As a toiler at the NHS coalface, allow me to predict how this will play out.
Let's look on the bright side, and assume that Wes really will tell hospitals that wards should be single-sex, but that they need separate, facilities for trans people, which don't require them to be on the ward of their birth sex (something that I would support in principle- my priority the safety and dignity of women, but I'd like a solution that doesn't distress anyone who IDs as trans).
Wes, as SOS for Health, issues this edict to NHS England, who, in turn, issue it to hospitals. There will not of course be any extra funding to implement it, so any costs involved will be taken from other patient services.
With no funding to build additional facilities, hospitals have to juggle with what they already have. How difficult this is will vary wildly, depending on how modern the hospital is. Hospitals built in the last 15ish years typically have all beds in en-suite single rooms. So the 'ward' is not a ward in the traditional sense: it's a group of rooms, more like a hotel corridor. It would be easy for them to designate an area as for trans patients as and when needed - the trans patient does not need to be in shared facilities with people of either sex.

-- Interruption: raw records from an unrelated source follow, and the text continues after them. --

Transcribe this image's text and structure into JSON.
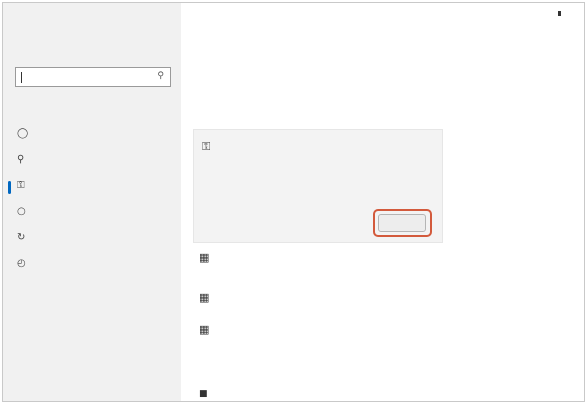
{
  "window": {
    "title": ""
  },
  "nav": {
    "home_label": "",
    "search_placeholder": "",
    "section_label": "",
    "items": [
      {
        "label": "",
        "icon": "shield-icon"
      },
      {
        "label": "",
        "icon": "key-icon"
      },
      {
        "label": "",
        "icon": "sign-in-options-icon"
      },
      {
        "label": "",
        "icon": "user-account-icon"
      },
      {
        "label": "",
        "icon": "sync-icon"
      },
      {
        "label": "",
        "icon": "clock-icon"
      }
    ],
    "selected_index": 2
  },
  "main": {
    "page_title": "",
    "intro_text": "",
    "intro_value": "",
    "section_text": "",
    "card": {
      "title": "",
      "subtitle": "",
      "description": "",
      "link_label": "",
      "button_label": ""
    },
    "options": [
      {
        "title": "",
        "subtitle": "",
        "icon": "option-icon"
      },
      {
        "title": "",
        "subtitle": "",
        "icon": "option-icon"
      },
      {
        "title": "",
        "subtitle": "",
        "icon": "option-icon"
      }
    ],
    "footer": {
      "heading": "",
      "link_label": ""
    }
  },
  "colors": {
    "accent": "#0067c0",
    "focus_ring": "#d35a3c",
    "nav_background": "#f1f1f1"
  }
}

But, for older hospitals, their only option is to use one of their scarce single rooms, which means one less for people with infectious illness/people who are dying/breast-feeding mothers (on wards other than the postnatal ones). If they can't free up a room, they will just argue exceptional circumstances, and almost certainly house the patient on the ward of their gender identity, not their sex because the NHS has been comprehensively Stonewalled. So, in fact, nothing whatsoever will have improved for women, even if Wes is currently telling the truth. Wes, like any SOS, won't care about that. He commanded, it was done. End of.